With the support of his wife, Polonsky returned to Hollywood and got a job writing and directing for Columbia Pictures. He was left alone until the media started asking why a select few, inside and outside the industry, (including teachers and lawyers) had not been asked to testify. It soon became Polonsky's turn.
Polonsky appeared before Congress on April 25, 1951. He stood by his Fifth Amendment Rights and was soon blacklisted from the Hollywood film industry.
"It was bad enough for politicians and the industry to go with it (blacklisting). But it was even worse when the studios cooperated," said Schultheiss. "His career as a director was wiped out ... It was a major loss to the industry."
He returned to his native New York and began working under a pseudonym.
"A lot of people knew, but New York didn't care about Hollywood," Polonsky said.
He also worked in Canada with Tyrone Guthrie and the Canadian Shakespeare Company. Polonsky even wrote and directed the television series You Are There on CBS.
The episodes which Polonsky wrote for in the series included such topics as Galileo, John Milton, the Scopes Trial, the Magna Carta and Sigmund Freud - all reflecting the most redolent sub-texts of political, intellectual and religious freedom.
"They represented perhaps the most dramatic challenges to the McCarthy era of repression in a major communication medium," says Schultheiss.
Other films by Polonsky include Odds Against Tomorrow, Madigan, Tell Them Willie Boy Is Here and Guilty By Suspicion, all which follow in the theme of social consciousness.
Polonsky is currently an adjunct professor in CSUN's Art Department and has endowed the departments with three critical writing and screenwriting scholarships.
His advise to his students?
"Be faithful to your artform. Don't let anyone push you aside. A good character is not as important as a real character. It might get you into heaven, but not into the box office," Polonsky advises.

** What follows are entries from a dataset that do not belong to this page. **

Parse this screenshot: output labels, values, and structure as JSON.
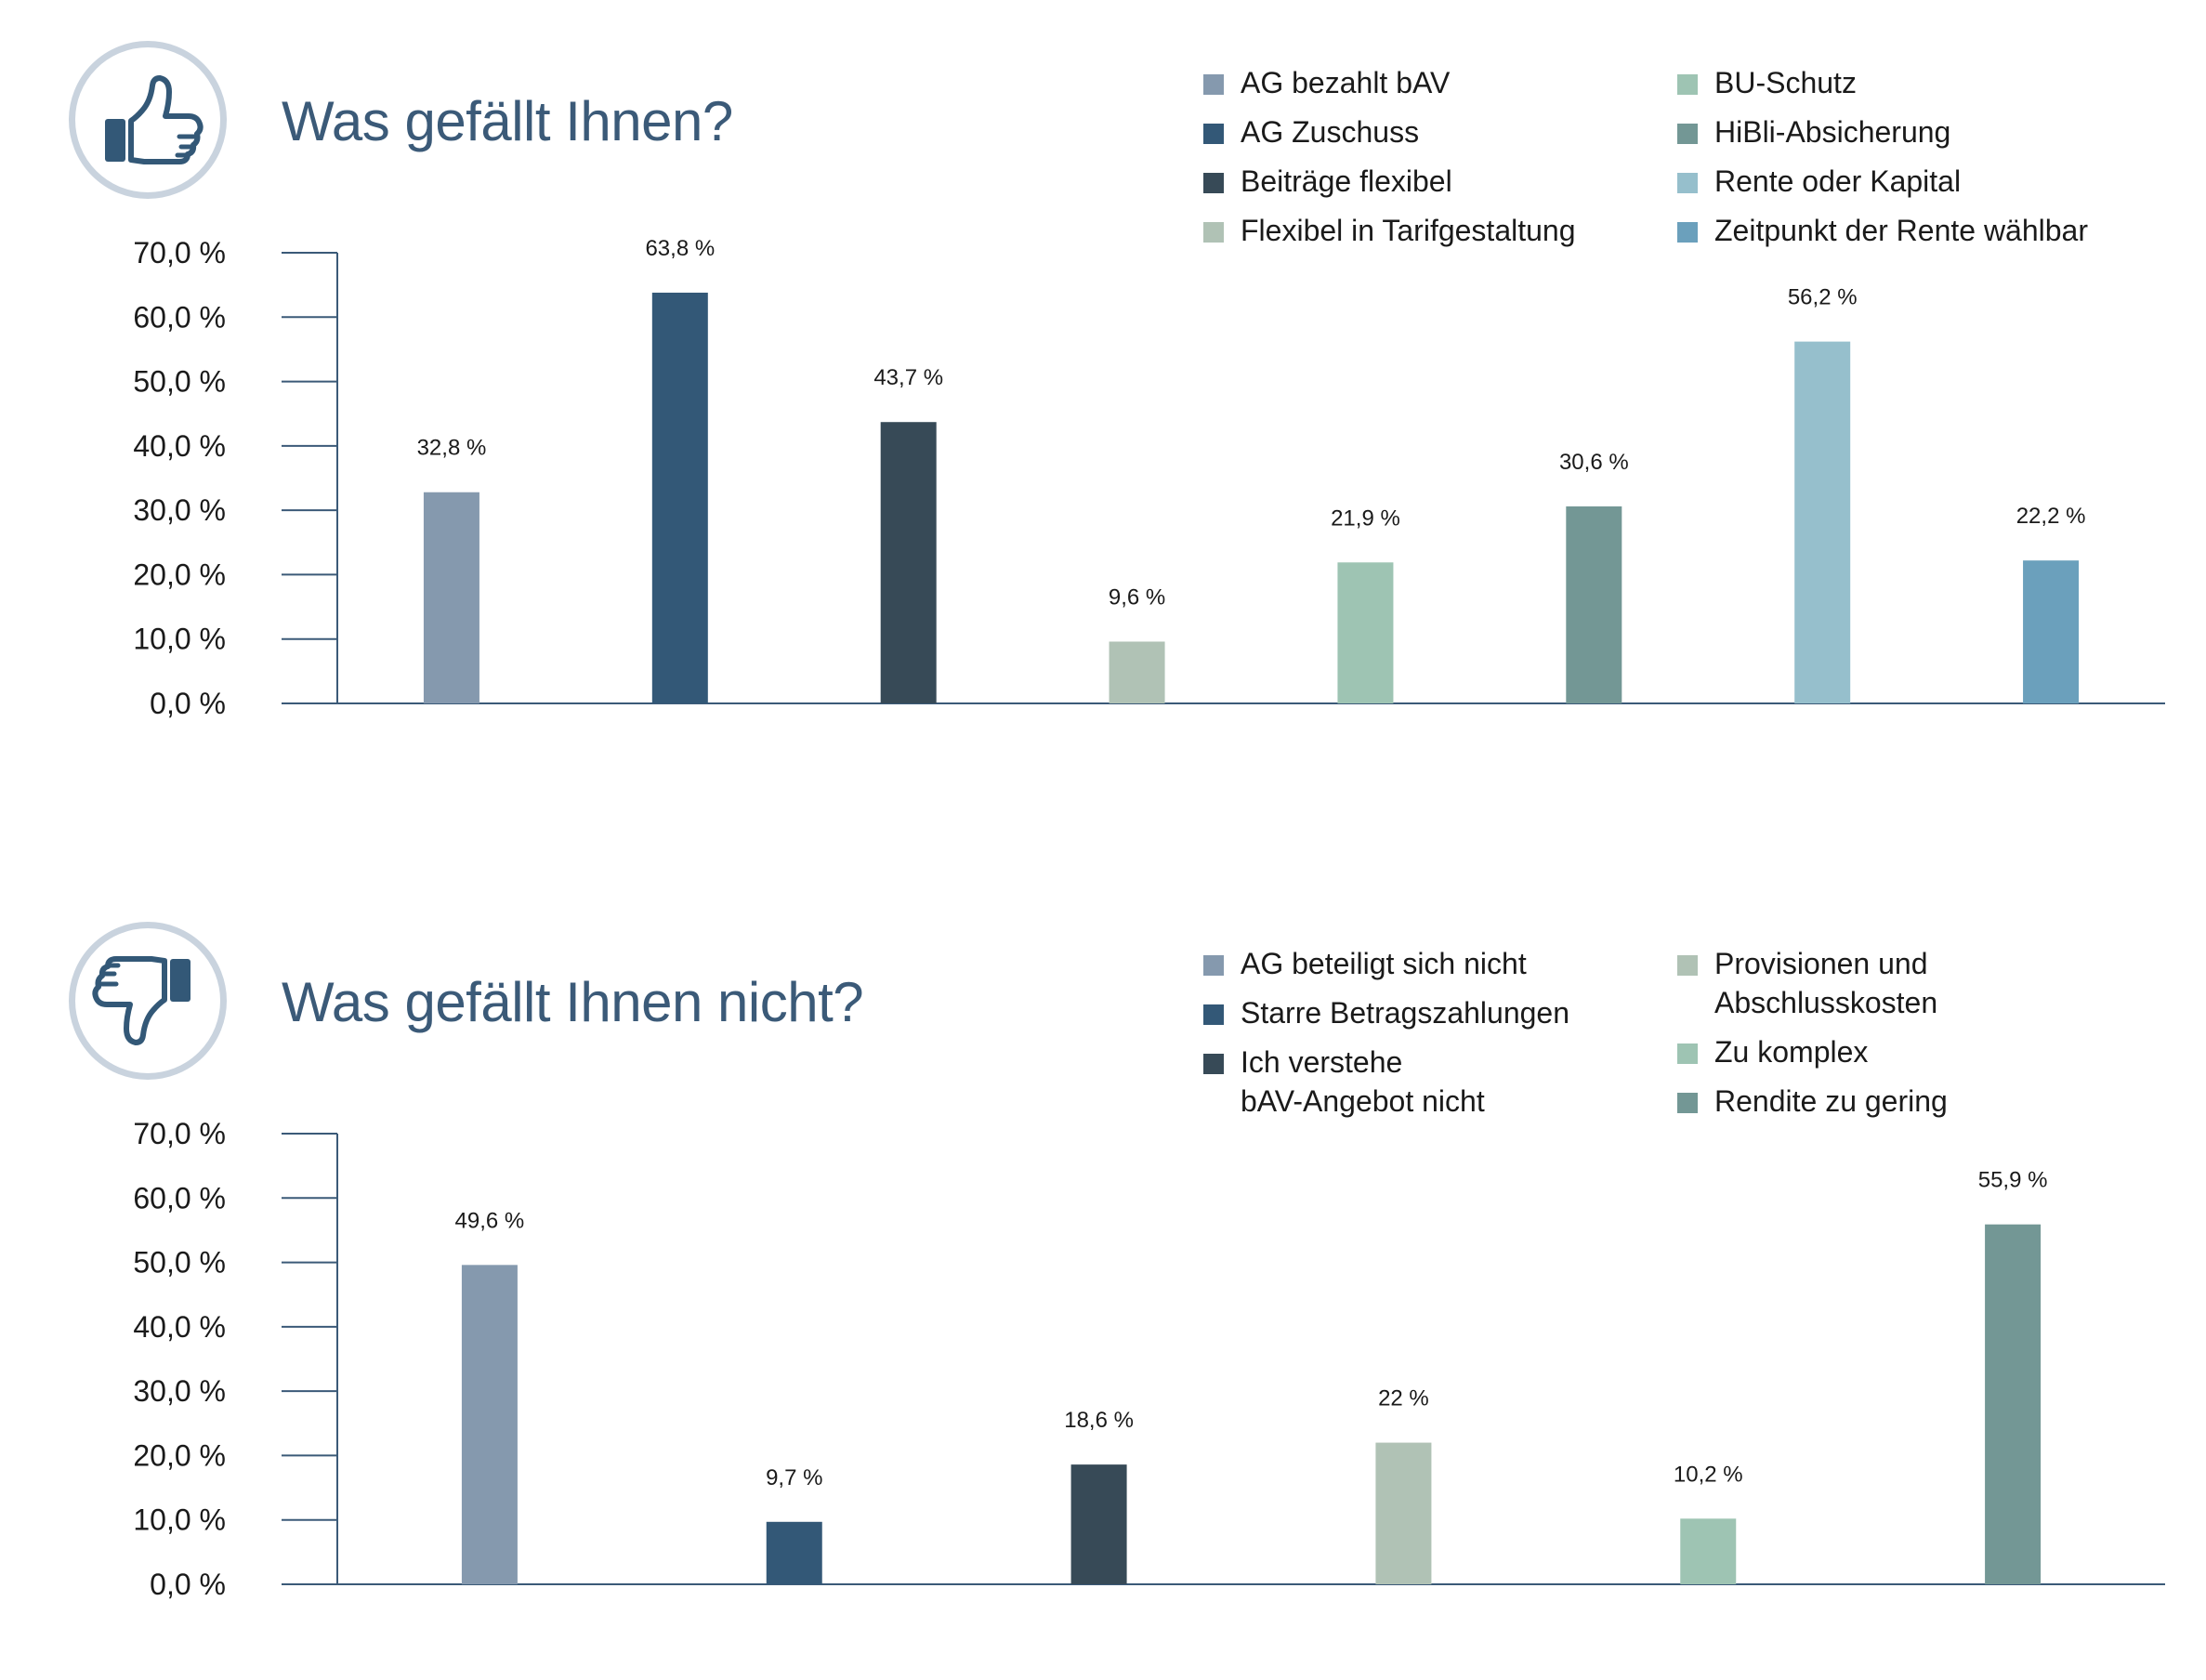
{
  "chart_data": [
    {
      "type": "bar",
      "title": "Was gefällt Ihnen?",
      "icon": "thumbs-up-icon",
      "ylim": [
        0,
        70
      ],
      "yticks": [
        "0,0 %",
        "10,0 %",
        "20,0 %",
        "30,0 %",
        "40,0 %",
        "50,0 %",
        "60,0 %",
        "70,0 %"
      ],
      "legend_placement": "top-right",
      "grid": false,
      "categories": [
        "AG bezahlt bAV",
        "AG Zuschuss",
        "Beiträge flexibel",
        "Flexibel in Tarifgestaltung",
        "BU-Schutz",
        "HiBli-Absicherung",
        "Rente oder Kapital",
        "Zeitpunkt der Rente wählbar"
      ],
      "values": [
        32.8,
        63.8,
        43.7,
        9.6,
        21.9,
        30.6,
        56.2,
        22.2
      ],
      "labels": [
        "32,8 %",
        "63,8 %",
        "43,7 %",
        "9,6 %",
        "21,9 %",
        "30,6 %",
        "56,2 %",
        "22,2 %"
      ],
      "colors": [
        "#8599ae",
        "#335877",
        "#374a57",
        "#b0c2b5",
        "#9ec4b3",
        "#739795",
        "#96bfcc",
        "#6ba0bc"
      ],
      "legend_columns": [
        [
          "AG bezahlt bAV",
          "AG Zuschuss",
          "Beiträge flexibel",
          "Flexibel in Tarifgestaltung"
        ],
        [
          "BU-Schutz",
          "HiBli-Absicherung",
          "Rente oder Kapital",
          "Zeitpunkt der Rente wählbar"
        ]
      ]
    },
    {
      "type": "bar",
      "title": "Was gefällt Ihnen nicht?",
      "icon": "thumbs-down-icon",
      "ylim": [
        0,
        70
      ],
      "yticks": [
        "0,0 %",
        "10,0 %",
        "20,0 %",
        "30,0 %",
        "40,0 %",
        "50,0 %",
        "60,0 %",
        "70,0 %"
      ],
      "legend_placement": "top-right",
      "grid": false,
      "categories": [
        "AG beteiligt sich nicht",
        "Starre Betragszahlungen",
        "Ich verstehe\nbAV-Angebot nicht",
        "Provisionen und\nAbschlusskosten",
        "Zu komplex",
        "Rendite zu gering"
      ],
      "values": [
        49.6,
        9.7,
        18.6,
        22,
        10.2,
        55.9
      ],
      "labels": [
        "49,6 %",
        "9,7 %",
        "18,6 %",
        "22 %",
        "10,2 %",
        "55,9 %"
      ],
      "colors": [
        "#8599ae",
        "#335877",
        "#374a57",
        "#b0c2b5",
        "#9ec4b3",
        "#739795"
      ],
      "legend_columns": [
        [
          "AG beteiligt sich nicht",
          "Starre Betragszahlungen",
          "Ich verstehe\nbAV-Angebot nicht"
        ],
        [
          "Provisionen und\nAbschlusskosten",
          "Zu komplex",
          "Rendite zu gering"
        ]
      ]
    }
  ]
}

Schultheiss, co-author of "To Illuminate Our Time; The Blacklisted Teleplays of Abraham Polonsky," is also helping Polonsky to get the Screenwriters Guild to change work done under Polonsky's pseudonym to his name.
Many Academy Awards during the 1940s through the 1960s went to people who were blacklisted, hence awards with names on them who had nothing or little to do with the picture.
"We need to recognize Abraham and these writers who did wonderful pieces of work with the long overdue respect in which they deserve," Schultheiss said.